Friday, October 9, 2020

Books that make you stand up and use your voice! - 10.09.2020

Election season is absolutely upon us.  While our young readers can't vote today, they are the voters of tomorrow.  Even though they won't be heading to the polls with us this November, letting them know they have a voice and they can use it today is a powerful message.  Here are just a few books I've recently read that should be in your October/early November piles.

Love Is Powerful by Heather Dean Brewer
Love is Powerful
written by Heather Dean Brewer
illustrated by LeUyen Pham
A perfect book to show young readers to use their voice and it will be heard!  Written after the author went to the Women's March and saw a young friend on her mother's shoulders shouting to the crowd about kindness and hearing the people join in, this story will make you want to decorate a poster and use your voice!

Sometimes People March by Tessa Allen
Sometimes People March
by Tessa Allen
This is one of those books that has so much to it when you take a closer look.  Every word counts in this narrative - most pages have just a sentence or two of text.  The illustrations fill in some of the ideas and show some of the many marches in history.  The book shares the idea that all ages of people march and for many different causes.  It's one way to show you care about a cause or an idea.  At the end of the book is a list of movements, marches, and key figures that were depicted in the text.  Each one has a brief explanation, date, and page number where you can see the matching illustration.  No doubt this book will leave readers wanting to research and find more information.
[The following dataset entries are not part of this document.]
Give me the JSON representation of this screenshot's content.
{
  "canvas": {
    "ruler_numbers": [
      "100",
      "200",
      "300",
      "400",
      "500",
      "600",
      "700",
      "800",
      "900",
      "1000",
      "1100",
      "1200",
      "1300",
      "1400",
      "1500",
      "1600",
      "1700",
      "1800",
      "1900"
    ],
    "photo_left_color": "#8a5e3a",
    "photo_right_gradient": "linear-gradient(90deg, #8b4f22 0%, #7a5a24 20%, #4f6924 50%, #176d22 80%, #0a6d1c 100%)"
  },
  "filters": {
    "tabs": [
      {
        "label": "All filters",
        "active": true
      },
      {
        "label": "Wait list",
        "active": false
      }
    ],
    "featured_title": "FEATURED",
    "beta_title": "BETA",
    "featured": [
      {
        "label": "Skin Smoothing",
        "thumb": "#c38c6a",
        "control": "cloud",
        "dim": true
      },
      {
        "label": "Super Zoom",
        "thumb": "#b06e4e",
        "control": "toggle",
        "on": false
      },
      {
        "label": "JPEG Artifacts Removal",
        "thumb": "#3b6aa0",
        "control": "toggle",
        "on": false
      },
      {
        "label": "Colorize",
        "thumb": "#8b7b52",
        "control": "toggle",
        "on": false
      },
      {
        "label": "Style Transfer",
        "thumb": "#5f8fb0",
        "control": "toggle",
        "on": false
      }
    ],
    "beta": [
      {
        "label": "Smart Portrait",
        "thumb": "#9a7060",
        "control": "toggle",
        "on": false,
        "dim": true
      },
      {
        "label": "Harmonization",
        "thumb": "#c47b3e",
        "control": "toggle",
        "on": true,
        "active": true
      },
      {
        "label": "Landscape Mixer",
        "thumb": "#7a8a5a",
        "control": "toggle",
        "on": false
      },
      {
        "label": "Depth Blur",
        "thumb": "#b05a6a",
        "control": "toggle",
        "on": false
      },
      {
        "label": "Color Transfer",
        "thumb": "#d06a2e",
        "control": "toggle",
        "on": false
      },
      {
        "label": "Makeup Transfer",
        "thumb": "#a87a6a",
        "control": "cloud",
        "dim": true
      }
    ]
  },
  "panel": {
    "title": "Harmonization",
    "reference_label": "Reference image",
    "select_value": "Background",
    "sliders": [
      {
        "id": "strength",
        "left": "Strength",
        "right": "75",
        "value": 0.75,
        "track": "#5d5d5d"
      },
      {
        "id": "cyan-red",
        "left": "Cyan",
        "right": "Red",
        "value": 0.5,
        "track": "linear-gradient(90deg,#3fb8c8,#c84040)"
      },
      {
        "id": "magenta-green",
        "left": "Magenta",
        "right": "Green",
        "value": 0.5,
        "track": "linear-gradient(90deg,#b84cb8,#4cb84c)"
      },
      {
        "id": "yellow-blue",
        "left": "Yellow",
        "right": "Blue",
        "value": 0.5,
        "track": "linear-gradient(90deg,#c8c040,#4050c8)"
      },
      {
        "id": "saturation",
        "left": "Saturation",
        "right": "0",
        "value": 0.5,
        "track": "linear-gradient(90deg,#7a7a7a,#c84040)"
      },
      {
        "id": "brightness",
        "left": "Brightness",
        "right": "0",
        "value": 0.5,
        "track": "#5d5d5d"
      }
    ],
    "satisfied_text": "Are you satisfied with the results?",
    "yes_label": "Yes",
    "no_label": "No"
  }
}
V Is for Voting by Kate    Farrell
V is for Voting
written by Kate Farrell
illustrated by Caitlin Kuhwald
Not only an alphabet book, but told in rhyming text!  I like the quick introductions to being an activist now and some of the people and events that happened to get us where we are now as a country.  Although it's a quick read, I'm guessing your class will stop and talk a lot about what they see in this text.  Backmatter that names some of the people featured in the illustrations.
Two small criticisms/questions.  One, there is an illustration of Sitting Bull on the page "G is for govern...".  On the main illustration, he is shown with a feather in his hair.  In the backmatter where he is named, the feather is removed.  Thought it was an odd discrepancy.  Another question - on some of the illustrations, there are cartoon animals included.  I have no idea why the illustrator included the cartoons along with humans.

Speak Up by Miranda  Paul
Speak Up
written by Miranda Paul
illustrated by Ebony Glenn
In a world that is full of injustice, it's sometimes hard to imagine what a young voice can do.  This book is a perfect answer to that.  Paul focuses on positive and important ways kids can speak up and use their voice, speak up and be active, speak up and be seen.  I really like that kids can read this book and immediately have ideas for what they want to do to make an impact on the world around them.
Important resources and ideas are included in the backmatter.  Paul gives examples of when you want to speak up vs times to let it go.  She also includes ideas to show your support instead of speaking up - not every child is comfortable being vocal, but there are other ways to show support.
While the illustrations represent a variety of cultures and abilities, it is noted that every Asian has eyes that slant upward.  I normally adore Ebony Glenn's illustrations, but I think this is one that she missed the mark on.

A book I'm looking forward to reading....
No Voice Too Small: Fourteen Young Americans Making History
No Voice Too Small: Fourteen Young Americans Making History
written by Lindsay Metcalf
My friend and colleague, Terry Goth (@gothteacher), found this one and said it's really good.  I'm on hold for it at the library!

Some more recent books I would also recommend:
Antiracist Baby by Ibram X. Kendi
A Place Inside of Me: A Poem to Heal the Heart by Zetta Elliott
I Voted: Making a Choice Makes a Difference by Mark Shulman
We Are Water Protectors by Carole Lindstrom

1 comment:

  1. These look wonderful! Every single one of them! I'm sad we don't have any local copies, but I'm adding them to my wish list. Thanks, Michele!